Projektleiterin Kirsten Wiegmann vom Darmstädter Öko-Institut betonte: „Die Landwirtschaft sichert mit vielseitigen Produkten unser Überleben und prägt etwa die Hälfte unserer Landesfläche in Deutschland.“ Mit dem vorgeschlagenen Umlage-Mechanismus könne ein Geldfluss entstehen, mit dem die nötigen Ökosystemleistungen nachhaltig zu finanzieren wären.
Bei Bioland hieß es dazu: „Umweltschutz in der Landwirtschaft muss sich lohnen, dazu gehört auch, die administrativen und finanziellen Hürden abzubauen.“ Die Umlage könne der Biodiversität einen Push geben.
Bisher werden Öko-Maßnahmen wie das Anlegen von nicht bewirtschafteten Ackerrandstreifen zwar bereits im Rahmen der EU-Agrarförderung berücksichtigt. Die Gelder dazu reichen jedoch bei Weitem nicht aus. Fachleute schätzen, dass in Deutschland ein Initiativprogramm von rund zwei Milliarden Euro pro Jahr aufgelegt werden müsste, um die Biodiversität auf den Agrarflächen wieder zu verbessern.
Untersuchungsregionen in Bayern und Niedersachsen
Für einen nachhaltigen Umbau des Agrarsektors insgesamt wäre freilich noch viel mehr Geld nötig. Die noch von der letzten Merkel-Regierung eingesetzte „Zukunftskommission Landwirtschaft“ hatte den Bedarf dafür auf elf Milliarden Euro pro Jahr taxiert, deutlich mehr als die sechs Milliarden, die Brüssel bisher an Agrarförderung überweist.

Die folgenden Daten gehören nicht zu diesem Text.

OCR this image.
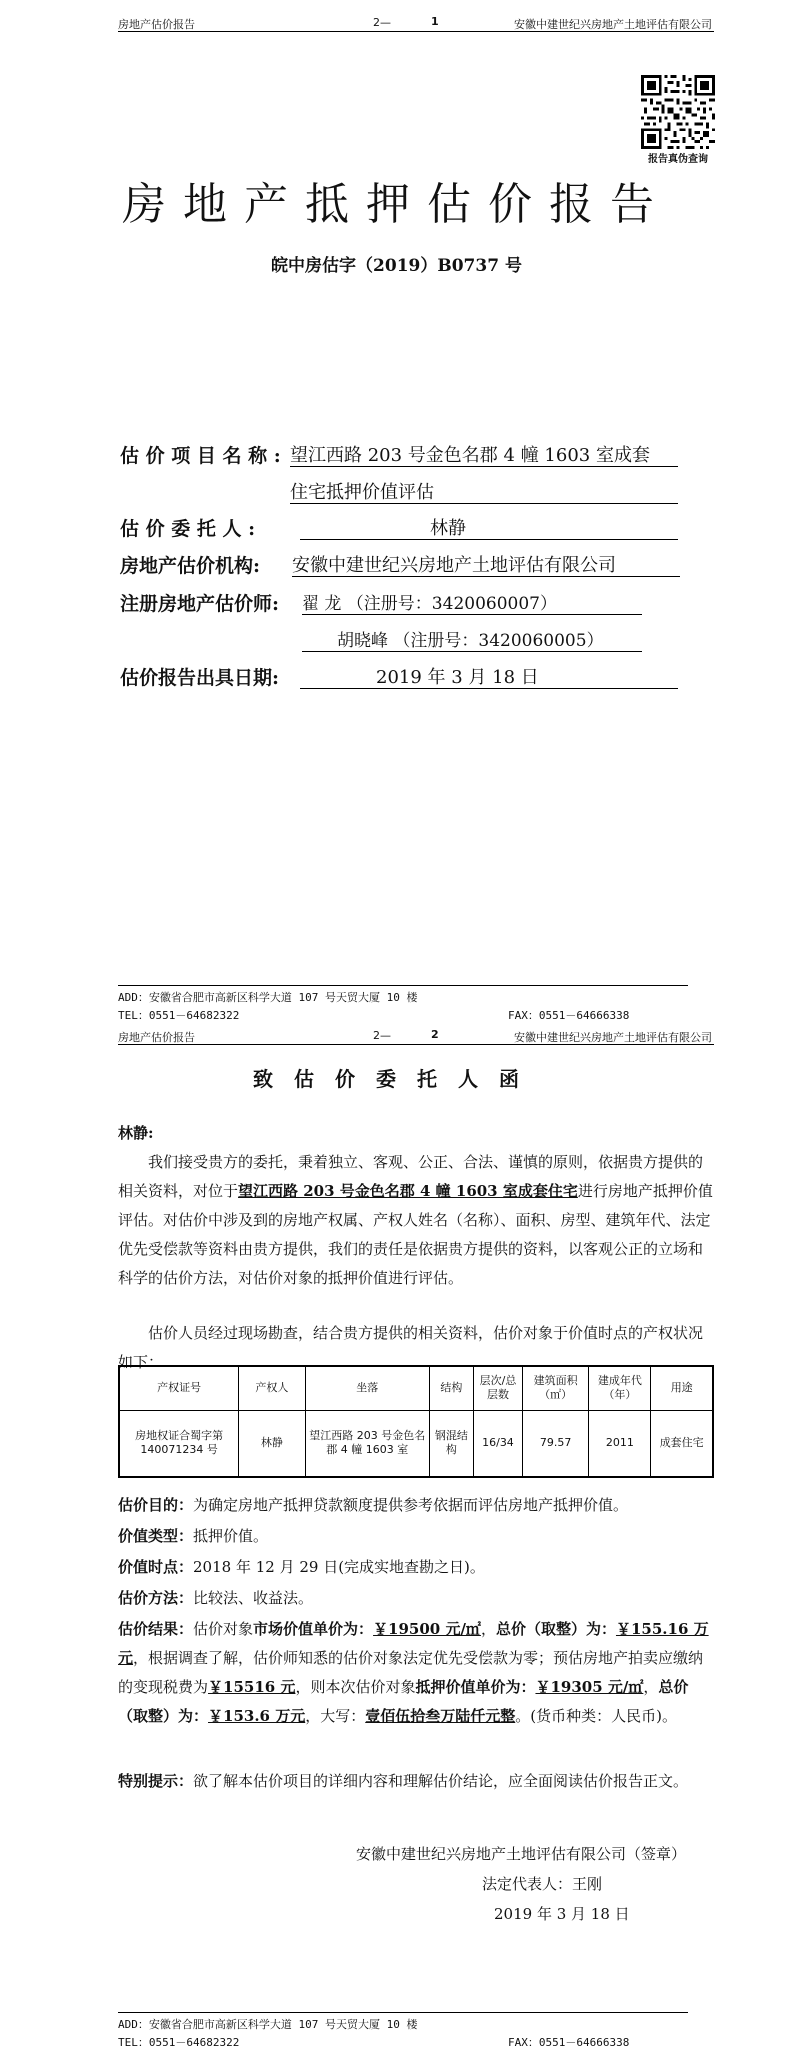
房地产估价报告	2—	1	安徽中建世纪兴房地产土地评估有限公司
报告真伪查询
房地产抵押估价报告
皖中房估字（2019）B0737 号
估 价 项 目 名 称 : 望江西路 203 号金色名郡 4 幢 1603 室成套
住宅抵押价值评估
估 价 委 托 人 :	林静
房地产估价机构: 安徽中建世纪兴房地产土地评估有限公司
注册房地产估价师: 翟 龙 （注册号：3420060007）
胡晓峰 （注册号：3420060005）
估价报告出具日期:	2019 年 3 月 18 日
ADD：安徽省合肥市高新区科学大道 107 号天贸大厦 10 楼
TEL：0551－64682322	FAX：0551－64666338
房地产估价报告	2—	2	安徽中建世纪兴房地产土地评估有限公司
致估价委托人函
林静:
我们接受贵方的委托，秉着独立、客观、公正、合法、谨慎的原则，依据贵方提供的相关资料，对位于望江西路 203 号金色名郡 4 幢 1603 室成套住宅进行房地产抵押价值评估。对估价中涉及到的房地产权属、产权人姓名（名称）、面积、房型、建筑年代、法定优先受偿款等资料由贵方提供，我们的责任是依据贵方提供的资料，以客观公正的立场和科学的估价方法，对估价对象的抵押价值进行评估。
估价人员经过现场勘查，结合贵方提供的相关资料，估价对象于价值时点的产权状况如下：
产权证号	产权人	坐落	结构	层次/总层数	建筑面积（㎡）	建成年代（年）	用途
房地权证合蜀字第140071234 号	林静	望江西路 203 号金色名郡 4 幢 1603 室	钢混结构	16/34	79.57	2011	成套住宅
估价目的：为确定房地产抵押贷款额度提供参考依据而评估房地产抵押价值。
价值类型：抵押价值。
价值时点：2018 年 12 月 29 日(完成实地查勘之日)。
估价方法：比较法、收益法。
估价结果：估价对象市场价值单价为：￥19500 元/㎡，总价（取整）为：￥155.16 万元，根据调查了解，估价师知悉的估价对象法定优先受偿款为零；预估房地产拍卖应缴纳的变现税费为￥15516 元，则本次估价对象抵押价值单价为：￥19305 元/㎡，总价（取整）为：￥153.6 万元，大写：壹佰伍拾叁万陆仟元整。(货币种类：人民币)。
特别提示：欲了解本估价项目的详细内容和理解估价结论，应全面阅读估价报告正文。
安徽中建世纪兴房地产土地评估有限公司（签章）
法定代表人：王刚
2019 年 3 月 18 日
ADD：安徽省合肥市高新区科学大道 107 号天贸大厦 10 楼
TEL：0551－64682322	FAX：0551－64666338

Wiegmann dazu: „Es braucht zusätzliches Geld zur bestehenden Förderung, wenn wir die Landwirtschaft nachhaltiger aufstellen wollen.“ Weitere Maßnahmen wären hier zum Beispiel die Reduktion der Pestizidmengen, mehr Ökolandbau, verbessertes Tierwohl, Wiedervernässung von trockengelegten Mooren. Die Umlage sei ein Modell, wie das Geld aufgebracht werden könnte, meint die Expertin.
Das Forschungsprojekt mit dem Titel „Blaupause für die Landwirtschaft“, das vom Bundesforschungsministerium gefördert wird, geht nun weiter ins Detail. So soll untersucht werden, welche Öko-Maßnahmen in welcher Region genau notwendig sind und was sie kosten würden.
So wird in zwei Gebieten in Niedersachsen und Bayern auf Landkreisebene zuerst eine Bestandsaufnahme der dort bereits umgesetzten Maßnahmen auf Äckern und Grünland gemacht. Dann schaut sich das Team an, welche Ziele für Artenvielfalt anzustreben sind und welche zusätzlichen Maßnahmen dazu finanziert werden müssen.
Am Ende geht es dann darum, ein Modell zu entwickeln, wie die Kosten „rechtssicher“ auf die Erstabnehmer der Agrar-Rohwaren verteilt werden können.